Извещение действительно прозвенело на генеральском телеграфе, когда пошёл седьмой день с отъезда Гныщевича и, по всей видимости, четвёртый день его пребывания в Патриарших палатах. Не нужно быть осьми пядей во лбу, чтобы понимать: каждый лишний час в роли мсье Армавю для Гныщевича опаснее предыдущего, и затянувшиеся совещания Четвёртого Патриархата нервировали хэра Ройша. Впрочем, сомневаться в актёрских талантах посланника не приходилось, а его неподдельная манера бросаться французскими словечками должна была сыграть на руку в том случае, если кто-нибудь попытается подловить мсье Армавю со сна или в ином неподготовленном состоянии.

Возможность довериться глуповатому и наглому, но, без сомнения, талантливому актёру Гныщевичу тоже давала чувство свободы. В конце концов, для того революция и затевалась, чтобы каждый мог заняться именно тем, к чему имеет наибольшую предрасположенность, а не тем, что продиктовано его статусом и происхождением. И потому хэр Ройш не стал составлять перечень людей, которые встретят делегатов, самолично, а позволил оному сформироваться естественным образом.

Совершенно естественно, что здесь был нужен граф, способный показать, что в Петерберге не чинится кровавых расправ над всеми подряд. Всю последнюю неделю хэр Ройш провёл в библиотеке отца, да и ранее больше общался с голубями, чем с людьми; он давно уже перестал чувствовать себя аристократом. Но представители Четвёртого Патриархата аристократизма требовали, иначе уровень перемен попросту бы их шокировал, и это испортило бы перспективы переговоров. А Хикеракли не только умел складно болтать, но и имел внятное, из первых рук представление о жизни широких слоёв горожан. Именно его устами, а не устами графа или самого хэра Ройша, обычно говорили наиболее здравые компромиссы.

— Делегацию на подъезде ждут, — с нажимом напомнил Твирин. — Утром её видели километрах в двадцати от Перержавки. У вас есть основания не доверять словам постовых?

И был ещё Твирин. Когда Хикеракли его увидел, он ухохатывался так долго и заливисто, что хэру Ройшу пришлось оттащить весельчака в сторону и выспросить, в чём состоит причина веселья. «Твирин! — утёр слёзы Хикеракли. — Временный Расстрельный Комитет у тебя представляет Твирин! Не Мальвин, не Золотце — а ведь теперь мог бы и Золотце, — но нет, Твирин! Тот, кто и должен по уму, и никаких интриг, никаких тут интрижек!»

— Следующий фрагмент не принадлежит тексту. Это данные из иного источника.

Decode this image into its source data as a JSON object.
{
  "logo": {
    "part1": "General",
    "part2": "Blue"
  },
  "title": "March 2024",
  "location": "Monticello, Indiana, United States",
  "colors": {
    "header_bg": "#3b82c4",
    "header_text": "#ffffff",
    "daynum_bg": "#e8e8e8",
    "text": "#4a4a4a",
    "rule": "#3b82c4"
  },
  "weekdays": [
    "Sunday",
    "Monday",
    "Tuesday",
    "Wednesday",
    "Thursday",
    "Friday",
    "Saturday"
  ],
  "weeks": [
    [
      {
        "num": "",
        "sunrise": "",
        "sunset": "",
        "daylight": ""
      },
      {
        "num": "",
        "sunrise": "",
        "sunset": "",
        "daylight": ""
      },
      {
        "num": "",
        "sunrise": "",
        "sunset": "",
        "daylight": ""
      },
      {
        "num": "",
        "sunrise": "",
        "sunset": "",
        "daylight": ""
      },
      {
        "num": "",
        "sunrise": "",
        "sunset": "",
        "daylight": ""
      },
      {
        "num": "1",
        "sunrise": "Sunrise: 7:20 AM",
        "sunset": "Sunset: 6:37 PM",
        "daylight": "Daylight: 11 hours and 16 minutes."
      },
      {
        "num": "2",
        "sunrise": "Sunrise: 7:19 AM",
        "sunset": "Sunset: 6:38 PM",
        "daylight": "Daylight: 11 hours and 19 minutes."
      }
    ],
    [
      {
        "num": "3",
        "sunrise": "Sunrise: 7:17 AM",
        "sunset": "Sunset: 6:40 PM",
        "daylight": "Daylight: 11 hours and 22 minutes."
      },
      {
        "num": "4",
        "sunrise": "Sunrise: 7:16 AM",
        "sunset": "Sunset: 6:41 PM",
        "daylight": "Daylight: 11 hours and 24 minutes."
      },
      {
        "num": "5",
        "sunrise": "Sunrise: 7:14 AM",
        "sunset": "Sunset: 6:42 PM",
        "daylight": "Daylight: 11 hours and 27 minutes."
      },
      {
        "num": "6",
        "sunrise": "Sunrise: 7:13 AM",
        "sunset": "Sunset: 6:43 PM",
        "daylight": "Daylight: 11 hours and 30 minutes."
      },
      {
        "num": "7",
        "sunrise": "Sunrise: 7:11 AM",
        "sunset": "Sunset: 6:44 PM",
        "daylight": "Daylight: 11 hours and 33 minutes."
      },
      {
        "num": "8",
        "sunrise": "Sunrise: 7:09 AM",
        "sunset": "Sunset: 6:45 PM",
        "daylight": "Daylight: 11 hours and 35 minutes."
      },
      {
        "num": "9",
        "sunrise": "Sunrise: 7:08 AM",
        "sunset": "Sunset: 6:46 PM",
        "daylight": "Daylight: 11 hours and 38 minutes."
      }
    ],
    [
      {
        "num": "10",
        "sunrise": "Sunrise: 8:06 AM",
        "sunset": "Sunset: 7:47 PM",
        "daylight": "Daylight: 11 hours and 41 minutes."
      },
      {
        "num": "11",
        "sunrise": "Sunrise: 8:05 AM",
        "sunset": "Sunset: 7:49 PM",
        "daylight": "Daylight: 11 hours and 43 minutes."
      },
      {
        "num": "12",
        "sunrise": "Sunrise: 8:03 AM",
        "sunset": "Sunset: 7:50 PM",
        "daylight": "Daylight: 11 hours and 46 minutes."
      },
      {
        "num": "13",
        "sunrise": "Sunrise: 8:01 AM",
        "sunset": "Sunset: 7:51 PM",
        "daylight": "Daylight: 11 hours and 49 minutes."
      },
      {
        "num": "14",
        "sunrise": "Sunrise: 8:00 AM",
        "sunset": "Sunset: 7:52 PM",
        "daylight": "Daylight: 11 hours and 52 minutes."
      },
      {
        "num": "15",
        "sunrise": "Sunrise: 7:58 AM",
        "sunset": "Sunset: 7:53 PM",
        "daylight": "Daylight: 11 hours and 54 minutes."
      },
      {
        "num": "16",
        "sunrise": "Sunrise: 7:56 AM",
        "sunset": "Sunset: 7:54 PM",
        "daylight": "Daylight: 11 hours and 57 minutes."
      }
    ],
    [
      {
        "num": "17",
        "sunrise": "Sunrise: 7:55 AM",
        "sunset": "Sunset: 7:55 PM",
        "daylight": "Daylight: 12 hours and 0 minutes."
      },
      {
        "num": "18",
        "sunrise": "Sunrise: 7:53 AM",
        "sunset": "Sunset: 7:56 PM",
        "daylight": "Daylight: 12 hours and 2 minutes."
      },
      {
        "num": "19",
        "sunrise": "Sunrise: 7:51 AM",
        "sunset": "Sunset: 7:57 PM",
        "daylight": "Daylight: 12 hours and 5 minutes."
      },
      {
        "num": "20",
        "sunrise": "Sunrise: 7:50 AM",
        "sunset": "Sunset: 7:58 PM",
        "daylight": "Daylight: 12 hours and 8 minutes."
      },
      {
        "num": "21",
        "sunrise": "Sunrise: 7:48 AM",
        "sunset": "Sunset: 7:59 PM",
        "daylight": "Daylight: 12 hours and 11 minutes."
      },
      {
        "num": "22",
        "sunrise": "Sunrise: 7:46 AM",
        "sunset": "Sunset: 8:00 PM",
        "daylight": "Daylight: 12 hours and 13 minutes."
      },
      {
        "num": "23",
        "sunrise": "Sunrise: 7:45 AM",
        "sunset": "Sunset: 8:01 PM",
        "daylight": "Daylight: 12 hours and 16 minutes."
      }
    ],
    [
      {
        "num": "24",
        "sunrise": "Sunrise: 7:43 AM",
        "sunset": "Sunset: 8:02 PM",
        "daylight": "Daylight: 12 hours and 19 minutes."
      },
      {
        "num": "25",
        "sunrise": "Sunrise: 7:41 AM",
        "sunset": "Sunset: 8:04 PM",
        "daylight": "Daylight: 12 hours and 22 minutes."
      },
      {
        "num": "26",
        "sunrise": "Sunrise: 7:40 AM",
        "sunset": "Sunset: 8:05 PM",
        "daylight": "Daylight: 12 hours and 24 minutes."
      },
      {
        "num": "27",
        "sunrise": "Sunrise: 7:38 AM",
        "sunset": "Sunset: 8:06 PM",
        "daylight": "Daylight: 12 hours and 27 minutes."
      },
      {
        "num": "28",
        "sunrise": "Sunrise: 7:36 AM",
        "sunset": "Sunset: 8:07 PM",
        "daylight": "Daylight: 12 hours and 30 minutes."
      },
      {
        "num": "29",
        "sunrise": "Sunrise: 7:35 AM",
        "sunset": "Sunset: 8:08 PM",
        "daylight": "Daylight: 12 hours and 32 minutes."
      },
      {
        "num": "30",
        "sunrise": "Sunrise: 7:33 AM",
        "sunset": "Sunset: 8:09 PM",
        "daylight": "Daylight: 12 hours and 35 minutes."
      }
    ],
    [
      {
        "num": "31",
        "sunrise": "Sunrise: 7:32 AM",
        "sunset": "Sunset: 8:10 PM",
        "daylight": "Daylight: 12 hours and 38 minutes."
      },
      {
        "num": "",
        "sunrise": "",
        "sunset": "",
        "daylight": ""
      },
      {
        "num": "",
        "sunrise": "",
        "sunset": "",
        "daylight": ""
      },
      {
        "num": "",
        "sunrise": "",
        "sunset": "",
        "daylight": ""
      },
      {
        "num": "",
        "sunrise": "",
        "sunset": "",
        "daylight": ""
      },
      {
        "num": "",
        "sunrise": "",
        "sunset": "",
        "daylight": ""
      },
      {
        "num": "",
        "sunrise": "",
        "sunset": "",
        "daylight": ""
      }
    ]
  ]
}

«Слово „интрижка“ имеет несколько иное значение», — буркнул хэр Ройш, но кривить душой не следовало: он понимал, что имеет в виду Хикеракли. Разумеется, ему было бы спокойнее в присутствии Мальвина или Золотца. Но Временный Расстрельный Комитет являлся отдельной сущностью; Временный Расстрельный Комитет по тем или иным причинам выдвинул своим представителем Твирина; и если хэр Ройш хотел сохранить ту свободу, что давала Комитету Революционному изрядную эффективность, это следовало просто принять.





В конце концов, Твирин производил определённое впечатление, а всё необходимое хэр Ройш мог сказать и сам.

— С утра времени утекло немало… — покосился на часы граф. — Неужели многоуважаемые делегаты там, в Перержавке, и бросили свой роскошный патриарший поезд? Пробираются до казарм по грудь в снегу?

— Никакого поезда замечено не было, — Твирин единственный из присутствующих стоял, подпирая оконную раму; остальные обживали переговорные места. — Пять карет, включая наместническую, две дюжины подвод и одна «Метель».

— Вы хотите сказать, что они едут от Столицы конным ходом? — неприятно изумился хэр Ройш. — Тогда мы можем прождать их ещё полдня. Должен заметить, я удивлён таким выбором. Даже если их смутили сведения о том, что город закрыт, нужно ведь понимать, что до Перержавки состав способен добраться без сомнения.

— Да брось, — лениво потянулся Хикеракли. — Им, может, прокатиться по морозцу надумалось, ух! Тебе всё дело да дело, а у них печалей нет — одна только росская зима! И потом, ты почто, хэр мой Ройш, жалуешься? Хорошо ведь сидим, благочинно. Сюда бы только бальзамчику…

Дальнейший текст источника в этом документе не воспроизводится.